Tuesday, April 11, 2006

On The Clock

My recent recollections of the dismal start to the 1988 season by the Orioles may not be as far-fetched as I first thought in at least one regard:  en route to their 0-21 start that year, the Birds fired manager Cal Ripken Sr. after only six games.  Not to be outdone, the 2002 Tigers pulled the trigger just as quickly on Phil Garner after his team began the season with six losses.

Charlie Manuel has overseen seven games already but nevertheless he is on the clock.  As I see it, he has a margin of five more losses in April before being shown the door.

Count last night’s 5-3 loss to Atlanta as the first of those five losses.  If nothing else it was vintage 2006 Phillies baseball: lousy starting pitching, no clutch hitting, and a bullpen that couldn’t do its job.

Brett Myers failed to deliver again and after the game uttered the usual platitudes about not liking losing.  It is worth noting that during Myers’ five innings of work color analyst Larry Andersen pointed out repeatedly how Myers would get two strikes on a hitter and come in with a curve to try and finish them off.  Mixing in the curve is one thing, but as Andersen correctly observed, Myers went to that well over and over again and, like all good major league hitters, the Braves started sitting on it.   Don’t blame Mike Lieberthal for this.   Even if he was calling for the hook, Myers can shake him off.  But he didn’t for the same reason Myers always fails in the clutch, he is stubborn and hasn’t got a clue.

Except for Aaron Fultz’s meltdown on Sunday, middle relief has been surprisingly decent during much of the first week of the season with the exception of opening day.  Last night, however, Ryan Franklin came in after the Phils tied the game at three apiece and promptly gave up a home run to Marcus Giles.  Nothing, absolutely nothing, deflates a team faster than giving back the lead a half inning after tying a game, particularly on the road.

Still, the Phils had their chances to break through and failed to deliver.  Will someone please remind me again why we pried David Dellucci from the Rangers for Robinson Tejeda?  We needed a left-handed bat off the bench more than we needed pitching, right?
There are those who speculate Pat Gillick has been very successful at dumping unwanted pitching on the Rangers through a series of deals in the last six months.  Ah, the Rangers, dumb like foxes.   I’m sure their eyes widen whenever they see Pat’s number come up on the Caller ID.

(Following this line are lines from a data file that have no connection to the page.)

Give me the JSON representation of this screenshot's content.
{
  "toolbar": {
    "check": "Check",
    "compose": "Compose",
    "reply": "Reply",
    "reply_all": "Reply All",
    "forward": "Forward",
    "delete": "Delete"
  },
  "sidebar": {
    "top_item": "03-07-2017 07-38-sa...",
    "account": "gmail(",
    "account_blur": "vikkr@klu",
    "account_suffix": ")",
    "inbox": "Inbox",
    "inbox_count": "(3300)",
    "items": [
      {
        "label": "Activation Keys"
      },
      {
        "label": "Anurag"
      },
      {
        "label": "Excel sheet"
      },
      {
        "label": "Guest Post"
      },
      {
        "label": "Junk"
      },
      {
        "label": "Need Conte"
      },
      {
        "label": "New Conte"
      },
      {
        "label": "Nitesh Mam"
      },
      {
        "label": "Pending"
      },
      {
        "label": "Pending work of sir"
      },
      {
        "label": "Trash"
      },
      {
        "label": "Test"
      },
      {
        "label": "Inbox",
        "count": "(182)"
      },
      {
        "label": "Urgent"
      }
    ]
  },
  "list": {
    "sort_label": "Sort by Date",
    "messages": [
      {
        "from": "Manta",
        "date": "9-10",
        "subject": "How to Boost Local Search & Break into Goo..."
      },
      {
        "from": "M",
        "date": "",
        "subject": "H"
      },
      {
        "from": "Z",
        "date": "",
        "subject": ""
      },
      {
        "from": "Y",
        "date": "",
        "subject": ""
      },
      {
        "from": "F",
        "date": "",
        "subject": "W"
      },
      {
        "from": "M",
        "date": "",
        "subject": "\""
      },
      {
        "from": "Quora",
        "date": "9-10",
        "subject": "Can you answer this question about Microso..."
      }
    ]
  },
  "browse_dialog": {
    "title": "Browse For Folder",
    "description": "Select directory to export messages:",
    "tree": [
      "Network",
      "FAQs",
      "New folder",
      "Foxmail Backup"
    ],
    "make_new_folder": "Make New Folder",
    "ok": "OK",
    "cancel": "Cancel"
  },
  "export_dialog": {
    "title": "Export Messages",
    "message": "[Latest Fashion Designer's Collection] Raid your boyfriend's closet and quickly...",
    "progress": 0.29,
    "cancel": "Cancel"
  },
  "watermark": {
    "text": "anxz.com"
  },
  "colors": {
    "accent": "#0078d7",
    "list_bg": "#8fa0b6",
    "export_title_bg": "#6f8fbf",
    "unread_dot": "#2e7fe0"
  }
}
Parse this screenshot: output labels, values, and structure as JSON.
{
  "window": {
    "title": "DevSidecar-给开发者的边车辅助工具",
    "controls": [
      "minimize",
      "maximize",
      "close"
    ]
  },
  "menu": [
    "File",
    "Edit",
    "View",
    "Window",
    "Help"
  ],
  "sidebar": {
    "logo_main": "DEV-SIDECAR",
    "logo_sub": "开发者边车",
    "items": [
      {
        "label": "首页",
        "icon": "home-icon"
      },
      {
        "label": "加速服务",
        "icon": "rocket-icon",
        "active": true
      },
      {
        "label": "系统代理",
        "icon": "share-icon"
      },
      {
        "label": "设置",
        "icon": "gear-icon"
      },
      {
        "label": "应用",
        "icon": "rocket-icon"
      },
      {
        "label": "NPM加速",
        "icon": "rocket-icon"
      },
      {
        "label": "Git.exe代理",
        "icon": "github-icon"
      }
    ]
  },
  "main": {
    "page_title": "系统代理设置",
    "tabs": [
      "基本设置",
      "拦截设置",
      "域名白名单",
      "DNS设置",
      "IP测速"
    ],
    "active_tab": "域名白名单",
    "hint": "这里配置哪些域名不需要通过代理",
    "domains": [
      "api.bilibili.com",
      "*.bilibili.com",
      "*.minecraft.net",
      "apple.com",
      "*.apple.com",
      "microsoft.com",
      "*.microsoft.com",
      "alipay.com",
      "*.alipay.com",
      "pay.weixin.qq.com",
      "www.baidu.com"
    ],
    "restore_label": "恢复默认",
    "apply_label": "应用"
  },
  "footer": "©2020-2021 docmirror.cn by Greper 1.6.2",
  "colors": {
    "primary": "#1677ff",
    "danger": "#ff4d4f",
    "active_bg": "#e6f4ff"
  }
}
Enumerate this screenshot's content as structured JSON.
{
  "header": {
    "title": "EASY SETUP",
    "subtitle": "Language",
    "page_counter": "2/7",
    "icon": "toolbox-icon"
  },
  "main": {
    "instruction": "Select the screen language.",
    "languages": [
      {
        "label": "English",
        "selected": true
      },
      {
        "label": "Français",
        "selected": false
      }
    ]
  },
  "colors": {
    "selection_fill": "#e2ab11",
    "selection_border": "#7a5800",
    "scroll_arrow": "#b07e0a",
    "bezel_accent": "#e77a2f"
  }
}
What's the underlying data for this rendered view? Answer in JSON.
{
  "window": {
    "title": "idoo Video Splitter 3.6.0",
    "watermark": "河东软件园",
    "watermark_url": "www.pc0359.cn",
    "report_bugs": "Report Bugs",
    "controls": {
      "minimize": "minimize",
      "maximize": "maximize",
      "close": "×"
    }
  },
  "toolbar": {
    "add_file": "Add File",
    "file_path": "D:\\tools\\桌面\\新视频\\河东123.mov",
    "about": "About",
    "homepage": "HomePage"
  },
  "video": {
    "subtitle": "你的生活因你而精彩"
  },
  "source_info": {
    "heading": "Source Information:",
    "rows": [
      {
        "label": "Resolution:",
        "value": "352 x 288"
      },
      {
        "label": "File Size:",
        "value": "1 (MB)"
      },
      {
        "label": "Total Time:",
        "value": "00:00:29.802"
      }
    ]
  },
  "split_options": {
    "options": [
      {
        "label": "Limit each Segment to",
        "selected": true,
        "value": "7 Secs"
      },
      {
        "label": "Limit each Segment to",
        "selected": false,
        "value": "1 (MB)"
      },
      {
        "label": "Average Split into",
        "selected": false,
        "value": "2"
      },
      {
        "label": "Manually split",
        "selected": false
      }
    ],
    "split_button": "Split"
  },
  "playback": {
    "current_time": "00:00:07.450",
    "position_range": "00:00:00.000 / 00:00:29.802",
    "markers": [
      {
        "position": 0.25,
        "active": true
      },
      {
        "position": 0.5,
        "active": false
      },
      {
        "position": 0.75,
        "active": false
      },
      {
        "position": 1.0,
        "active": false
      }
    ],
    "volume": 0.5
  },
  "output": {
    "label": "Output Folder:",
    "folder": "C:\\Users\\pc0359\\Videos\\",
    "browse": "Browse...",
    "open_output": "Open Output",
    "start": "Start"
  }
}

Finally, can anyone explain to me slowly what portion of David Bell’s 2005 season versus right-handed pitching apparently does not count this year?  And while we are at it, let’s not have any more articles (including from yours truly) about Charlie’s loyalty to veterans.   We are treated to another one today in the Inquirer in which CM explains how fourteen at-bats (prior to last night’s game) is hardly sufficient data on which to judge Bell thus far this season.  I guess the one hit in those fourteen at-bats is also statistically insignificant.

2 Comments:

Anonymous Tom G said...

I thought the same thing about Myers. For the first few pitches of every at-bat, he was great. But he couldn't finish off batters or innings.

12:13 PM  
Blogger gr said...

the dellucci trade continues to bewilder me. we traded 2 players for a guy who bats twice a week and can't play the OF all that well?